This project focuses on the segmentation of brain MRI images using a modified U-Net architecture known as SA-UNet, which includes a Spatial Attention mechanism. The model is designed to accurately segment brain tissues, aiding in medical diagnosis and research.
- The dataset used in this project is the "LGG-MRI-Segmentation" dataset from Kaggle.
- It originates from The Cancer Imaging Archive (TCIA) and is part of The Cancer Genome Atlas (TCGA) lower-grade glioma collection.
- It features MRI images from 110 patients, specifically including fluid-attenuated inversion recovery (FLAIR) sequences and genomic cluster data.
- The accompanying data.csv file contains detailed information about tumor genomic clusters and patient data, providing valuable context for each image in the dataset.
- Each MRI image comes with a mask that highlights regions of tumor tissue.
- To access and explore this dataset, please visit the LGG-MRI-Segmentation dataset on Kaggle.
The SA-UNet model combines the standard U-Net architecture with a spatial attention module to enhance feature extraction and segmentation accuracy.
- Comprises 4 encoder blocks (conv1 to conv4).Each block contains 2 Conv2D layers, totaling 8 Conv2D layers in the encoder.
- Post each Conv2D layer, there's a sequence of DropBlock2D for regularization and BatchNormalization for standardizing inputs to the next layer.
- Each encoder block concludes with a MaxPooling2D layer, serving to downsample the spatial dimensions, thus creating a total of 4 MaxPooling layers.
- Processes the final encoder output, applying both average and max pooling across channels to encapsulate channel information effectively.
- Concatenates these pooled outputs and passes them through a Conv2D layer, generating a spatial attention map.
- The attention map, normalized by a Sigmoid function, refines feature focus, enhancing significant areas while diminishing less relevant ones.
- The output feature map with applied spatial attention is then fed into the decoder.
- Consists of 3 decoder blocks (uconv1 to uconv3).

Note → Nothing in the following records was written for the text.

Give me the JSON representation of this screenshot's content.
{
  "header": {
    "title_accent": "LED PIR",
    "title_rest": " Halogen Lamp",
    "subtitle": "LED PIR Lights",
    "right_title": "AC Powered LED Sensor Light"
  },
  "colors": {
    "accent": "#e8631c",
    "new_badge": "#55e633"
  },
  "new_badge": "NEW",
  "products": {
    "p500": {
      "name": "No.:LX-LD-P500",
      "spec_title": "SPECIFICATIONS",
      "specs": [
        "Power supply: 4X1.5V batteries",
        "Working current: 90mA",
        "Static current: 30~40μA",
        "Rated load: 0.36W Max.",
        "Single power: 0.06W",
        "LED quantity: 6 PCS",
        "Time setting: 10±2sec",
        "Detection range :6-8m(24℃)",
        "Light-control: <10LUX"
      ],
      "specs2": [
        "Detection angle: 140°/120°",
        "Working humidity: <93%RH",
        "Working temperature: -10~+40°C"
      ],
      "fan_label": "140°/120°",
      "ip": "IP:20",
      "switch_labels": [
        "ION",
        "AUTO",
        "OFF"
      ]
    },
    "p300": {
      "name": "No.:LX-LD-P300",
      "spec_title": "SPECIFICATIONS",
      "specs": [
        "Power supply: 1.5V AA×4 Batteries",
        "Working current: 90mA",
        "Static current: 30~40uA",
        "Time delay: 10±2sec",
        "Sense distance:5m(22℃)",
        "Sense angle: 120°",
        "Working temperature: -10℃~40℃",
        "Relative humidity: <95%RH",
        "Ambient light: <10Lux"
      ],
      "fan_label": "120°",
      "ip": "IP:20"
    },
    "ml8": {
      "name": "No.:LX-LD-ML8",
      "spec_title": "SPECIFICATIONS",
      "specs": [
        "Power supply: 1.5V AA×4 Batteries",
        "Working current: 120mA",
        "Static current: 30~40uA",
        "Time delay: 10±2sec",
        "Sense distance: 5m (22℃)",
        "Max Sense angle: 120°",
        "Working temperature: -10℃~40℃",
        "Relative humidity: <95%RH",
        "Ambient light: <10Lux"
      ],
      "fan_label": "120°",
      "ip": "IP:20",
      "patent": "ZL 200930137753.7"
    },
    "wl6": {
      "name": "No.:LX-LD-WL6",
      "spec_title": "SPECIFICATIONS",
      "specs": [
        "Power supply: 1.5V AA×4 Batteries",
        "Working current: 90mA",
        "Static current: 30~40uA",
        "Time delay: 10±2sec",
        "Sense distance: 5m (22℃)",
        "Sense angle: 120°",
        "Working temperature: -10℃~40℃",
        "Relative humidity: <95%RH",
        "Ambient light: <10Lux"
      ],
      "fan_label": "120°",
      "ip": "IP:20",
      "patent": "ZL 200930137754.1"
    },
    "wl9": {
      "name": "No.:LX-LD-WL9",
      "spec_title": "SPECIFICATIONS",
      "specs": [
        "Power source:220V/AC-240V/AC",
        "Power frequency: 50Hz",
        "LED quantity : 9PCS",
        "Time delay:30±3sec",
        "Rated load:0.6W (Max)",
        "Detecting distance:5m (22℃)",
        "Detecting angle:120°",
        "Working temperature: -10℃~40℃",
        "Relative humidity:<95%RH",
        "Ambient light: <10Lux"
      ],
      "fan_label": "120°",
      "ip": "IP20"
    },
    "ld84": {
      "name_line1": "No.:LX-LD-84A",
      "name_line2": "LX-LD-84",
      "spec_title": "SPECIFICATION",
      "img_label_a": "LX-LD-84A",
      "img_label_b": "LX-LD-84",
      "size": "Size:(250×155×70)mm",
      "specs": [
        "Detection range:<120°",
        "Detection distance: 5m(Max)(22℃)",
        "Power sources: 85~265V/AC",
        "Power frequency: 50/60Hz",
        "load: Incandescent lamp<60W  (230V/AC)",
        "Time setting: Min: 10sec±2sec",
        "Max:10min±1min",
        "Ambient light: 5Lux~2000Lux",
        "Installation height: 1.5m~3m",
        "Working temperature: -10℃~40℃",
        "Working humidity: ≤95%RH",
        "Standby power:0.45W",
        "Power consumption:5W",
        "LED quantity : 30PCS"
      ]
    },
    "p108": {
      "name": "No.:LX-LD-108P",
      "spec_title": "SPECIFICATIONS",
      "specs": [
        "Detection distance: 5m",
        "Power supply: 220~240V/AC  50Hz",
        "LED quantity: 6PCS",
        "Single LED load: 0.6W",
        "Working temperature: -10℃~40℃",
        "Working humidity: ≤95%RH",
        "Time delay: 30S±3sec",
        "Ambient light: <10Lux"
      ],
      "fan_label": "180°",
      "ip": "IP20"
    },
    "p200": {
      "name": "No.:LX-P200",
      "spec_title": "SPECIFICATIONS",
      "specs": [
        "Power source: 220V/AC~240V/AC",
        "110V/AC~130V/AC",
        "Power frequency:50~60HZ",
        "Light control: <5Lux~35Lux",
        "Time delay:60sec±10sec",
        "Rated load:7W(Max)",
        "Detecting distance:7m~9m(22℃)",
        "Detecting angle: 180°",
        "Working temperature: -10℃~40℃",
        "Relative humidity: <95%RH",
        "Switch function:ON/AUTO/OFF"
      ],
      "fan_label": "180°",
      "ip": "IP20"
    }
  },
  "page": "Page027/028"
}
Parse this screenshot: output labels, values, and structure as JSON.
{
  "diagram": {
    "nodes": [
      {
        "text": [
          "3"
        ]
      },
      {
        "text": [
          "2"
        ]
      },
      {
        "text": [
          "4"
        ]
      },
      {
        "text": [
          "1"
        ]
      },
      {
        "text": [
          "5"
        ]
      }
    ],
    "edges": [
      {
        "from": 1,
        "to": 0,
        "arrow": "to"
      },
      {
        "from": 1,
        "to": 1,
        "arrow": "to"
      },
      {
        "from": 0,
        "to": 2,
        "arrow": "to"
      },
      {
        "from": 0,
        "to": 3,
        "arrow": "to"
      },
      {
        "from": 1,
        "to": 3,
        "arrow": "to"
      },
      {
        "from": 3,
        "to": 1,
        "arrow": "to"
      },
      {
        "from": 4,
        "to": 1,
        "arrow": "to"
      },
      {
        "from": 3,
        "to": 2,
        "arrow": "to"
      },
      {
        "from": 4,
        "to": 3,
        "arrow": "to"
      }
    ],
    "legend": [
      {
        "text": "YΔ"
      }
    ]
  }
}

Similar to the encoder, each block houses 2 Conv2D layers, totaling 6 in the decoder.
- These layers are accompanied by DropBlock2D, BatchNormalization, and ReLU activation, ensuring effective feature reconstruction.
- Each block begins with a Conv2DTranspose layer for upsampling, and incorporates skip connections from the encoder, enhancing detailed feature reconstruction.
This architecture ensures a comprehensive approach to segmenting MRI images, leveraging spatial attention for nuanced feature emphasis and a robust encoder-decoder structure for precise segmentation.
The project is implemented in Python using TensorFlow and Keras in Google Colab. The detailed implementation is available in the notebook.
The dataset is divided into three distinct sets: training (85%), validation (10%), and test (5%). This division is critical for effective model training and evaluation. A comprehensive data augmentation approach is employed to enhance the robustness of the model, which includes rotations, width and height shifts, shear, zoom, and horizontal flips. The data is also normalized to have values between 0 and 1.
The model is trained over 50 epochs using a batch size of 32, and the learning rate is set to 1e-4. The SA-UNet model, shaped to process 256x256 pixel images, is optimized using the Adam optimizer. The model's performance is measured using binary accuracy, Intersection over Union (IoU), and Dice coefficient, with Dice coefficient loss as the primary loss function. A ModelCheckpoint callback is utilized to save the best model iteration during training, ensuring the retention of the most effective version of the model.
To use this project:
- Clone the repository.
- Install the required dependencies listed in requirements.txt
- Run the Jupyter Notebook to train the model or use the pre-trained model for segmentation. Note: The number of epochs and hyperparameters can be adjusted as per use.
The model demonstrates high accuracy in segmenting brain MRI images. The binary accuracy obtained is 99.49%, a Dice Coefficient Loss of -0.9029 suggests a high overlap between the predicted and actual masks, IoU score of 0.82, Dice Coefficient of 0.9047.
- This project implements the Spatial Attention U-Net (SA-UNet) model, originally introduced in the paper "SA-UNet: Spatial Attention U-Net for Retinal Vessel Segmentation" by Changlu Guo, Márton Szemenyei, Yugen Yi, Wenle Wang, Buer Chen, Changqi Fan.
- Unlike the original research, this project applies the SA-UNet architecture to the LGG MRI dataset for brain MRI segmentation, exploring its capabilities in a new application area.
- The primary contribution of this work lies in adapting and assessing the SA-UNet model within this novel context, highlighting the model's flexibility and potential in various medical imaging scenarios. Contributions to the project are welcome. Feel free to fork, submit pull requests, or open issues for discussion.
This project is licensed under the MIT License.